219th GA: Committee #14, Middle East Peacemaking Issues Hears Testimony

With 19 Assembly Committees, no one can follow the work of them all. I am following the work of Committee 14, the Middle East Peacemaking Issues Committee. The committee is handling one of the more contentious and emotion laden issues before the Assembly, the Report of the Middle East Study Committee, as well as related overtures and Commissioner Resolutions. Unlike other controversial issues such as Marriage of same sex couples and Ordination of Lesbian, Gay, Bisexual and Transgendered Presbyterians, Middle East Peacemaking is more multi-faceted, complex, and nuanced issue.
The committee heard from representatives of the Middle East Study Committee and the Mission Responsibility Through Investment Committee Sunday afternoon. Monday morning the Committee heard testimony in an open hearing.

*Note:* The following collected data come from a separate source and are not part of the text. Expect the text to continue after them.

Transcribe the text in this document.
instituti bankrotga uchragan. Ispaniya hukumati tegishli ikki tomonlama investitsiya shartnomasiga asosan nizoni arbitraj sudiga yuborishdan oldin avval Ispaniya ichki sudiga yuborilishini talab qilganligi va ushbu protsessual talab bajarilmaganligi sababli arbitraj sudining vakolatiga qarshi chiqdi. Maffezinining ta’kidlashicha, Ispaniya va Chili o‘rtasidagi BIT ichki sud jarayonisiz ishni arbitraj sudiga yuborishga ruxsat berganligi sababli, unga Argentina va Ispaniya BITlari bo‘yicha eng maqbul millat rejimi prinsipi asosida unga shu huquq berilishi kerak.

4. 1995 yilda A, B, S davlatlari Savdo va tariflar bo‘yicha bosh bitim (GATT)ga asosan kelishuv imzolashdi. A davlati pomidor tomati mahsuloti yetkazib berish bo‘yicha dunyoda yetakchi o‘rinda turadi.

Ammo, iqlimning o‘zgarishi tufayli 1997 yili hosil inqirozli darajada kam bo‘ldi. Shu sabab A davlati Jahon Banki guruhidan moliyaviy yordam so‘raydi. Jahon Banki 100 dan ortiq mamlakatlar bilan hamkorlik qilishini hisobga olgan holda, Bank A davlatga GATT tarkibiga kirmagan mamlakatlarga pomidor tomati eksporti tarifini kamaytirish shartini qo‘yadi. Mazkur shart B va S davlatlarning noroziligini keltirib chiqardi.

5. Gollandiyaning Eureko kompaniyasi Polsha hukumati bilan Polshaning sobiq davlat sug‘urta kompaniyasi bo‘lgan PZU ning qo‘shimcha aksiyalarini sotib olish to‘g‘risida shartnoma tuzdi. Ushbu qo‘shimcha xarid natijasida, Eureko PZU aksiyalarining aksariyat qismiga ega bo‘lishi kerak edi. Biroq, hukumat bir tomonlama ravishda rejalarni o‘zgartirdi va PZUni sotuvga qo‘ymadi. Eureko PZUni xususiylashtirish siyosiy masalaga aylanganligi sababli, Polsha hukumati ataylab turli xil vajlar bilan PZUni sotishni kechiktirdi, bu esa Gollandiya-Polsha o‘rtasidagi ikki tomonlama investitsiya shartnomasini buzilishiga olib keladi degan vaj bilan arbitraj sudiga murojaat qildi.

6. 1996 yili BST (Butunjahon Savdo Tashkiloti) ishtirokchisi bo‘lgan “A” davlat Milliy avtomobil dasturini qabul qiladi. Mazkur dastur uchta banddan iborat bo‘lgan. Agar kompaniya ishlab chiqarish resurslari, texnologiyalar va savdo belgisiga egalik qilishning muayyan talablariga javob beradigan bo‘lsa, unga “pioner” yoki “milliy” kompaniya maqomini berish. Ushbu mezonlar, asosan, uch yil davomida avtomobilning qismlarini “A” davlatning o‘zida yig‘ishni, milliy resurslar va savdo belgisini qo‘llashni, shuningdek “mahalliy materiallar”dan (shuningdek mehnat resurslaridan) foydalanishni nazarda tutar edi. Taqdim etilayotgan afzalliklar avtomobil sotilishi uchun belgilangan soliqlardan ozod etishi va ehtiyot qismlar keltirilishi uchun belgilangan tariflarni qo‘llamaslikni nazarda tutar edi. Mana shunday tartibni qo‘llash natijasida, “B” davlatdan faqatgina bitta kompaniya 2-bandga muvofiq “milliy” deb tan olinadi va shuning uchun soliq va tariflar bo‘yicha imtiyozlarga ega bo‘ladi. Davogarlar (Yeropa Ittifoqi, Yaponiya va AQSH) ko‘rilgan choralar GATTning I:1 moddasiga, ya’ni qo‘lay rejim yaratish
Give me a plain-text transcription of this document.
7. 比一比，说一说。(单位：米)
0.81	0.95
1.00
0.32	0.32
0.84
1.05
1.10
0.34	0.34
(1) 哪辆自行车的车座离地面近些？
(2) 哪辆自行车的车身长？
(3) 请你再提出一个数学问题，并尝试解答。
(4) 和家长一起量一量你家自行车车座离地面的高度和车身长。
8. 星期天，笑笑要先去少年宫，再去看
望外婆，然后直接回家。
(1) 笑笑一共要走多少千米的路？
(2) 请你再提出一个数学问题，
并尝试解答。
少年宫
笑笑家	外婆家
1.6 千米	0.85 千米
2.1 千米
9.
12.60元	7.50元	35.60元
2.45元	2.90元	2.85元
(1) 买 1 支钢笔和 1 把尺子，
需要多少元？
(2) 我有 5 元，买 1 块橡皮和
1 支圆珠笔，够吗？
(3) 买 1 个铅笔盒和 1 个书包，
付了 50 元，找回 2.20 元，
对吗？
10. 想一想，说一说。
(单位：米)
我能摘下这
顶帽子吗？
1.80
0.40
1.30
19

Over 140 persons signed up to testify in open hearings, far too many than time would allow, so the Committee Leadership, as authorized by the committee, chose to select people to testify through a lottery system (photo top right).

At past Assemblies other committees have used a lottery to select people to testify but in a much more efficient way. A lottery was used well before the actual hearings to select those who would speak and then the names of those selected were listed in order of appearance so that they could be in the room, be prepared, and lined up to speak two, three or even four deep so that no time would be wasted waiting for people to come to the microphone, a fair and efficient process.

Even though I am only an observer I was frustrated by the process of selection employed by the leadership of Committee 14. The committee leadership used a lottery during the hearing process, picking names at random and then calling the person’s name to come to the microphone and testify (photo bottom right). Some whose names were called were not in the room and much time was wasted while it was determined that they were indeed not present. Because no one knew who the next speaker would be until the next name was called there was also significant lag time between speakers, lag time which could have been avoided if speakers had been lined up two or three deep. A more thoughtful and efficient process could have easily doubled the number of speakers who were able to address the committee. Overall it was a somewhat confusing and time consuming process that could have easily been avoided.
After a short break the committee reconvened to hear a presentation from Middle East Study Committee Chair Ron Shive, a presentation that focused on the Study Committee’s Recommendations, all 39 of them. After his presentation the committee divided up into small groups to process their time together.